I am testing the prediction ability of games in a league season and as a naive approach would like to check if the proportion of correctly predicted games is > 0.5 and statistically significant.
To achieve that - I sampled ~100 games for every season over few years and the corresponding predictions and now I have the proportions of predicted games for each season.

The Question:
My description above is analogous to a sample of 100 coin flips and I would like to test the hypothesis:
let p represent the proportion of correctly predicted games (win/lose)
H0: p = 0.5
H1: p > 0.5

Now, to calculate the appropriate z-value I would use the following formula: (sample proportion - expected proportion 0.5) / SE

My question is which is the appropriate SE to use here and why?
My options are:
1. I can calculate the SE by using sample SD and dividing it by sqrt(n) - which I understand is the case when we actually assume we don't know the actual distribution (P~binom(n, ?)) - but in that case it feels to me like the null hypothesis is wrong because it assumes the P~binom(n, 0.5)
2. I can calculate the SE by using theoretical SD and dividing it by sqrt(n) - which I understand is the case when I assume I actually know that the distribution is P~binom(n, 0.5).
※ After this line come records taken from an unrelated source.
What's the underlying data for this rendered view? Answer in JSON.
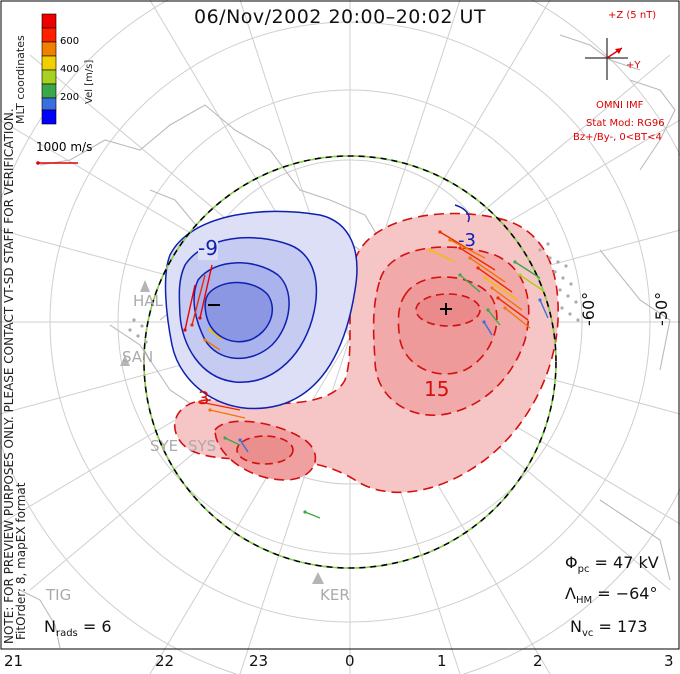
{
  "title": "06/Nov/2002 20:00–20:02 UT",
  "left_notes": {
    "line1": "NOTE: FOR PREVIEW PURPOSES ONLY. PLEASE CONTACT VT-SD STAFF FOR VERIFICATION.",
    "line2": "FitOrder: 8, mapEX format",
    "coords": "MLT coordinates"
  },
  "colorbar": {
    "label": "Vel [m/s]",
    "ticks": [
      "600",
      "400",
      "200"
    ],
    "colors": [
      "#0000ff",
      "#3a6fe0",
      "#3aa84a",
      "#a8d020",
      "#f0d000",
      "#f08000",
      "#ff2000",
      "#ee0000"
    ]
  },
  "vector_scale": "1000 m/s",
  "imf": {
    "z_label": "+Z (5 nT)",
    "y_label": "+Y",
    "source": "OMNI IMF",
    "model_line1": "Stat Mod: RG96",
    "model_line2": "Bz+/By-, 0<BT<4"
  },
  "stats": {
    "phi_symbol": "Φ",
    "phi_sub": "pc",
    "phi_value": "= 47 kV",
    "lambda_symbol": "Λ",
    "lambda_sub": "HM",
    "lambda_value": "= −64°",
    "nvc_symbol": "N",
    "nvc_sub": "vc",
    "nvc_value": "= 173",
    "nrads_symbol": "N",
    "nrads_sub": "rads",
    "nrads_value": "= 6"
  },
  "lat_labels": [
    "-60°",
    "-50°"
  ],
  "mlt_labels": [
    "21",
    "22",
    "23",
    "0",
    "1",
    "2",
    "3"
  ],
  "contour_labels": {
    "neg": "-9",
    "pos": "15",
    "small_neg": "-3",
    "small_pos": "3",
    "minus_mark": "−",
    "plus_mark": "+"
  },
  "stations": [
    "HAL",
    "SAN",
    "SYE",
    "SYS",
    "TIG",
    "KER"
  ],
  "colors": {
    "neg_contour": "#1020b0",
    "pos_contour": "#d41010",
    "neg_fill": "#a8b4ec",
    "pos_fill": "#f3b3b3",
    "hmb": "#7fcf3f",
    "grid": "#c8c8c8",
    "land": "#bdbdbd"
  }
}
However, according to all resources available I see that the first option is the one I should use.
Thank you all in advance :)
Last edited:
My understanding of a z-score is that it's a measurement of distance from the center of a bell curve to some sample point:
(sampleValue - expectedValue)

and the resulting distance is converted to another unit of measure, a count of standard deviations from expectedValue to sampleValue :
z-score = (sampleValue - expectedValue) / standardDeviation
Last edited:
I would use the standard deviation assumed under the null hypothesis i.e. sqrt(0.5(1-0.5)/n). This is because you are performing a hypothesis test and the distribution under the null is what you assume. The test statistic may show evidence against the null or not. It depends on the data of course.